Rund um die Prenzlauer Promenade wurden mehrere Aufkleber und Plakate der extremen Rechte sowie gegen politische Gegner*innen entdeckt und entfernt. Einer der Aufkleber trug die Aufschrift „Antifaschismus ist keine Meinung, sondern ein Verbrechen“. Zwei weitere Aufkleber stammten von der neonazistischen Kleinstpartei „Der III. Weg“ und trugen die Aufschriften „Kulturkampf“ und „Kampf der Rotfront“. Zwei Plakate, ebenfalls von „Der III. Weg“, riefen dazu auf, sich der Partei anzuschließen, sowie zum „Kampf der Rotfront“.
In der Andersenstraße wurde ein Aufkleber des extrem rechten Online-Versandhandels „Sturmzeichen-Versand“ mit der Aufschrift „Lesen, lieben, kämpfen“ entdeckt und überklebt.
Am S-Bahnhof Pankow wurde ein Aufkleber des extrem rechten Online-Versandhandels „Sturmzeichen-Versand“ mit der Aufschrift „Lesen, lieben, kämpfen“ entdeckt und überklebt.
An der Autobahnbrücke beim Grünkardinalweg wurde eine Sprüherei gegen Antifaschismus entdeckt. Diese trug den Slogan "Scheiß Antifa".

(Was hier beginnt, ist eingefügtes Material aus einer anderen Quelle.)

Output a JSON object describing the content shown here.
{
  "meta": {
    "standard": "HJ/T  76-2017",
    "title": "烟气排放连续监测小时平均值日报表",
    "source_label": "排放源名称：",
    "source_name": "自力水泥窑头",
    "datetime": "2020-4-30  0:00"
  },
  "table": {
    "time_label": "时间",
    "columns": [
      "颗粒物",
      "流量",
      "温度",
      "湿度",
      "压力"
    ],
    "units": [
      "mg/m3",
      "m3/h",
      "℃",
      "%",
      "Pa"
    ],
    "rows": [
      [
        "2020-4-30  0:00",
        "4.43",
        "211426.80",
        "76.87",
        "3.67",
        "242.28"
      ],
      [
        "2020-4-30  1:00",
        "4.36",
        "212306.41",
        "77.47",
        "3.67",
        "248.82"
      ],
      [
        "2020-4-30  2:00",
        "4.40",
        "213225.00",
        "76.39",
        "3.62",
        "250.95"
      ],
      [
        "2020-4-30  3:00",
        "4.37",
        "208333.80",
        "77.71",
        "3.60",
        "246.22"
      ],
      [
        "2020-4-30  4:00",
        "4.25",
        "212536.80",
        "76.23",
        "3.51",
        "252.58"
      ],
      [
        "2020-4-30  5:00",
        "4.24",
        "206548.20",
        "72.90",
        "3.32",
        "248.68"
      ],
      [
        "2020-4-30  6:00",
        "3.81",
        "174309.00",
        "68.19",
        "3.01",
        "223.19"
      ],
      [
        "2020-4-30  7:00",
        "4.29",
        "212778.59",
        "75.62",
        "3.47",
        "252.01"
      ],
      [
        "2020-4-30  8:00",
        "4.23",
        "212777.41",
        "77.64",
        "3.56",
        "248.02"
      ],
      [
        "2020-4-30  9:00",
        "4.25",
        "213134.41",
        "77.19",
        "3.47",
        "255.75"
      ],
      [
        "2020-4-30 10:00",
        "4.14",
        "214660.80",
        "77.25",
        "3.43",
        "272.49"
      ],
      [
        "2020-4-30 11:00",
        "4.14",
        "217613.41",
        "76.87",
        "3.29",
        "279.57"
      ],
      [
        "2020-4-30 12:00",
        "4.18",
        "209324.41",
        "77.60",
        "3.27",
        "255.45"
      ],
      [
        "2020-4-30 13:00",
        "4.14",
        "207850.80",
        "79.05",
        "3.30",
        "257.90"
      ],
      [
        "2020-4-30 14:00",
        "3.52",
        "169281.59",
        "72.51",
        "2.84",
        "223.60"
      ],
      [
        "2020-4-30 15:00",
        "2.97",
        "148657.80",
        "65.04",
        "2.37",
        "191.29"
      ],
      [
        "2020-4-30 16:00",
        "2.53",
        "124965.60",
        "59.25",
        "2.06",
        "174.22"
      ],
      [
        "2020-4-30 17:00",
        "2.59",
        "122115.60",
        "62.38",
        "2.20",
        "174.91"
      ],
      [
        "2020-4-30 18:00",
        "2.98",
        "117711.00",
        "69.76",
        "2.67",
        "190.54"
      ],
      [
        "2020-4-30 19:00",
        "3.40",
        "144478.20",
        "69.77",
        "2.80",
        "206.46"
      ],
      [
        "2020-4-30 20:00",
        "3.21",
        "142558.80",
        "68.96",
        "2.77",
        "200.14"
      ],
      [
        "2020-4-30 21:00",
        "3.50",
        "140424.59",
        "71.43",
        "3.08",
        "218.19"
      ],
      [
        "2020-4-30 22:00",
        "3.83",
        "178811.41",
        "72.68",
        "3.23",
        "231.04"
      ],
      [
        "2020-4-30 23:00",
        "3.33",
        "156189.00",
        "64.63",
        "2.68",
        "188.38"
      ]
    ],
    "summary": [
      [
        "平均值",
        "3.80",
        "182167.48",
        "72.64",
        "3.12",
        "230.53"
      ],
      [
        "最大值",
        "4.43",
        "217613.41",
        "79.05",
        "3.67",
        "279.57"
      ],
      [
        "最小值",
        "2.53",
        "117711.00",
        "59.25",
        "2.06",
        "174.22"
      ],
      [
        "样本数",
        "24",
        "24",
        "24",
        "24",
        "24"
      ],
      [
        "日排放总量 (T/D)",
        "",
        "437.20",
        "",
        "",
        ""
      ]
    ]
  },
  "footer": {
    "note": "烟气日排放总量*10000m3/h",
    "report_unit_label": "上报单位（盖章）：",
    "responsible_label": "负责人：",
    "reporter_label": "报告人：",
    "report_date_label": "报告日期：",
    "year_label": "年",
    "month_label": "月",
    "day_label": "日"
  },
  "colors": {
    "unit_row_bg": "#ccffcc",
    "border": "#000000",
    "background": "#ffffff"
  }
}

Am S-Bahnhof Berlin-Buch wurde ein (extrem) rechter Aufkleber mit der Parole „Hier wurde linker Müll überklebt“ sowie einer Deutschlandflagge entdeckt und entfernt.
In der Max-Lingner-Straße wurde ein Aufkleber gegen politische Gegner*innen der (extremen) Rechten entdeckt und entfernt. Der Aufkleber trug die Aufschrift „FCK Grüne“.
Ein Hakenkreuz wurde an der Rückseite einer Schallschutzwand auf Höhe einer Tankstelle in der Mühlenstraße entdeckt.
An einer Hauswand in der Ueckermünder Straße wurden antisemitische und NS-verherrlichende Schmierereien entdeckt. Neben einem Hakenkreuz wurde der Schriftzug „KILL ALL JEWS“ angebracht, der zur Gewalt gegen Jüdinnen und Juden aufruft.
Kurz darauf übersprühten Anwohner*innen die Parolen mit silbergrauen Herzen und machten sie damit teilweise unkenntlich.
Vor dem Büro der Partei Bündnis 90/ Die Grünen in der Berliner Straße wurde eine Schmiererei mit der Aufschrift „Linksfaschos“ entdeckt.